Da “semplice” fornitore di connettività a provider di servizi per l’utenza business. È la nuova scommessa di BBBell, operatore wireless multiregionale attivo in Piemonte e Liguria. Della strategia ne parliamo con l’Ad Simone Bigotti.
Bigotti, BBBell ha una lunga e consolidata tradizione sul fronte connettività wireless. Come mai la scelta di puntare anche sui servizi?
La scommessa servizi è uno dei pilastri del nuovo piano di sviluppo che si caratterizza per un focus specifico sull’utenza business che intendiamo supportare nel percorso di digital transformation. Percorso nel quale la connettività, veloce e affidabile, è certamente elemento necessario ma non sufficiente: a questa infatti vanno affiancati servizi in grado di abilitare la trasformazione. Questa la “filosofia” che ha animato la nostra scelta.

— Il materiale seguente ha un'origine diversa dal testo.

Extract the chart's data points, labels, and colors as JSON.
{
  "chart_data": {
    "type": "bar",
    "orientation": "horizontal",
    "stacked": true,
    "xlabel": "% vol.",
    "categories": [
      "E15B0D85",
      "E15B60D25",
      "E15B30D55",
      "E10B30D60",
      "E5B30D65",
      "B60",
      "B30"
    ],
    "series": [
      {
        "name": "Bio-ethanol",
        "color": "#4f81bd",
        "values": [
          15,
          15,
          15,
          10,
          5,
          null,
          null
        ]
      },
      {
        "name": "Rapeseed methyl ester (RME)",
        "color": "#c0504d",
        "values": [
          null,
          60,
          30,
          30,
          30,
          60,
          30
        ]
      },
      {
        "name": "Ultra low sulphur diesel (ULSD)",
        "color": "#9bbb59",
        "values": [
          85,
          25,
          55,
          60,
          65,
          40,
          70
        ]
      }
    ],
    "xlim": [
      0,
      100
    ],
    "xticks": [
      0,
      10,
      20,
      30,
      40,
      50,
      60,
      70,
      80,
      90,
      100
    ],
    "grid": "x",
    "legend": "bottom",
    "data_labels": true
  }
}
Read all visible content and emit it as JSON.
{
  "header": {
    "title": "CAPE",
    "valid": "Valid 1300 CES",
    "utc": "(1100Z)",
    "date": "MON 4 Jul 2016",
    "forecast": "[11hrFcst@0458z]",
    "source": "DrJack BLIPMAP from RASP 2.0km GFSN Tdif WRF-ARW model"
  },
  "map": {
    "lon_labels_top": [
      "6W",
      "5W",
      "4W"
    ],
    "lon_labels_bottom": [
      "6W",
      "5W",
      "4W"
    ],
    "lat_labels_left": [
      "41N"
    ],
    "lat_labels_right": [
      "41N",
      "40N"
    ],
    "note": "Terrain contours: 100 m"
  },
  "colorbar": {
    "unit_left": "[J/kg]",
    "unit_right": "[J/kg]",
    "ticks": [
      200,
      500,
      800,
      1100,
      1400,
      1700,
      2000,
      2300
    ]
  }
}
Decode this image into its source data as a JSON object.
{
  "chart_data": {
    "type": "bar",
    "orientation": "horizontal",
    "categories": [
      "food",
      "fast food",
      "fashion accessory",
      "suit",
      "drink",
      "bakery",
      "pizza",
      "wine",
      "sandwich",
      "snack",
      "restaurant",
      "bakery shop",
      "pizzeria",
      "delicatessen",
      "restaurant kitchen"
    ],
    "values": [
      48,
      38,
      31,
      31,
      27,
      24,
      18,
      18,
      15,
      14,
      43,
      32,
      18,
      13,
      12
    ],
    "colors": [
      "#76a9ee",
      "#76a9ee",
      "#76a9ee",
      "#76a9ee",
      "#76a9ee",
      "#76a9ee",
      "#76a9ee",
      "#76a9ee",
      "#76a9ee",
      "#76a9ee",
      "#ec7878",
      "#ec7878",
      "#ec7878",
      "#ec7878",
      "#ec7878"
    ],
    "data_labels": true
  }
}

Che tipo di offerta avete predisposto?
In primis un HotSpot Wi-Fi con captive portal per garantire un accesso semplice e immediato alla rete internet in qualsiasi ambito. Sul fronte dei servizi a valore aggiunto, abbiamo sviluppato BBVoicy, il centralino “virtuale” comprensivo di tutte le funzionalità più avanzate già presenti nei tradizionali sistemi telefonici, BBCons che consente la conservazione a norma dei documenti, sistemi di videosorveglianza integrati e personalizzati per i diversi territori e le diverse esigenze di monitoraggio, con prestazioni ad altissima qualità e con possibilità di controllo da remoto. Ora stiamo per “immettere sul mercato” una suite di servizi di Cloud, IaaS, Server virtuali, Disaster, Recovery, etc. che, grazie alla nuova Server Farm BBBell, saranno disponibili a tutti i nostri clienti per sfruttare appieno le potenzialità che una connessione stabile, veloce e simmetrica offre loro.
BBBell non è più solo operatore wireless: avete firmato un importante accordo con Open Fiber per portare l’Ftth nelle aree urbane. Come si iscrive questo accordo nella vostra strategia di espansione?
BBBell resta principalmente un operatore wireless ma intendiamo completare la nostra offerta Tlc affiancando ai servizi wireless quelli in fibra ottica soprattutto nelle aree urbane, dove la tecnologia “senza fili” è meno applicabile. Puntiamo a diventare operatori di telecomunicazione a 360° in grado di offrire soluzioni sulla base delle esigenze del cliente e che tengano conto della conformazione orografica del territorio in cui operiamo: wireless nelle zone in digital divide – quelle che nel Piano BUL vengono definite C e D – e fibra in modalità Ftth nelle aree urbane densamente popolate.
Siete un operatore multiregionale. C’è l’intenzione di guardare oltre e, magari, puntare ad espandervi nel resto del Paese?
Guardi, teniamo molto alla nostra connotazione “territoriale”. Crediamo che un provider, in special modo oggi con la rivoluzione 4.0 alle porte, non debba limitarsi ad offrire servizi ma garantire supporto su misura del cliente. Ecco perché, ad esempio, non utilizziamo call center per l’assistenza ma permettiamo di comunicare direttamente con i nostri uffici. Vogliamo essere un punto di riferimento per il territorio e questo può accadere solo se ci restiamo sul territorio. Tutto questo ci permette di aumentare la qualità della nostra offerta complessiva e sfilarci dalla pericolosa guerra dei prezzi che affligge il settore.
Ha fatto cenno al Piano banda ultralarga. Quale è il vostro giudizio sul programma di roll out delle reti di nuova generazione?
Se non avessimo creduto, fin dall’inizio, alla necessità di dotarsi di un piano siffatto, non avremmo firmato l’accordo con Open Fiber. Tuttavia qualche criticità esiste.
Ovvero?
L’obiettivo di portare l’Ftth anche nei cluster C e D rischia di rimanere sulla carta per due motivi: o perché finiscono le risorse o perché la domanda non è sufficiente. L’Ftth è una tecnologia che si confà in particolar modo all’utenza residenziale che vuole connessioni veloci, tipicamente, per guardare i video o ascoltare musica. Servizi di cui si può fruire agevolmente anche con il wireless, ad esempio. In questo quadro sarebbe più sensato ed efficace portare la fibra fino alle torri e poi distribuire la connettività fino all’abitazione con tecnologia wireless, almeno nelle zone in digital divide, cosa che peraltro facciamo già da oltre 15 anni.